Elle soutient que la décision attaquée est entachée :
— d’une méconnaissance des stipulations des articles 7 quater et 11 de l’accord franco-tunisien du 17 mars 1988 ;
— d’une méconnaissance de l’article L. 435-1 du code de l’entrée et du séjour des étrangers et du droit d’asile ;
— d’une méconnaissance des stipulations de l’article 8 de la convention européenne de sauvegarde des droits de l’homme et des libertés fondamentales et d’une erreur manifeste d’appréciation.

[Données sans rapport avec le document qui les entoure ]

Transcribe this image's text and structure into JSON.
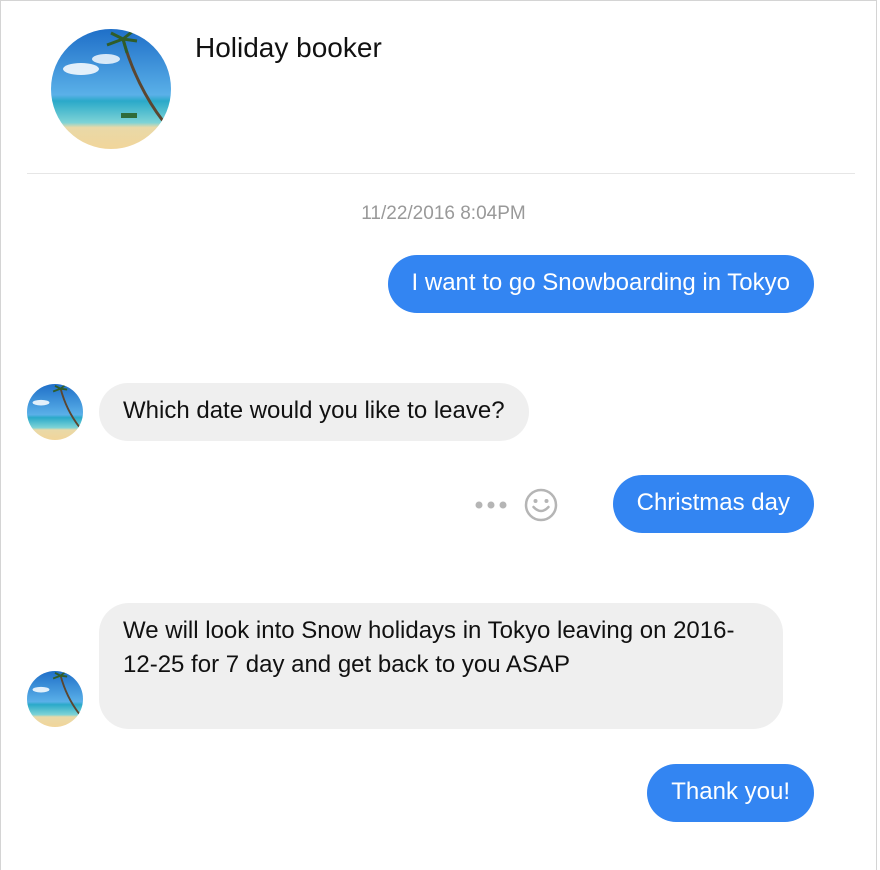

La requête a été communiquée au préfet des Alpes-Maritimes qui n’a produit aucun mémoire en défense.
Vu les autres pièces du dossier
Vu :
— la convention européenne de sauvegarde des droits de l’homme et des libertés fondamentales ;
— l’accord franco-tunisien du 17 mars 1988 ;
— le code de l’entrée et du séjour des étrangers et du droit d’asile ;
— le code de justice administrative.
Le président de la formation de jugement a dispensé le rapporteur public, sur sa proposition, de prononcer des conclusions à l’audience.
Les parties ont été régulièrement averties du jour de l’audience.
Le rapport de Mme Sorin, rapporteure, a été entendu au cours de l’audience publique du 25 septembre 2024.
Considérant ce qui suit :
1. Mme A B, ressortissante tunisienne née le 19 mai 1970, demande au tribunal d’annuler la décision par laquelle le préfet des Alpes-Maritimes a implicitement refusé de lui délivrer un titre de séjour à la suite de sa demande réceptionnée le 18 novembre 2022 par les services de la préfecture des Alpes-Maritimes.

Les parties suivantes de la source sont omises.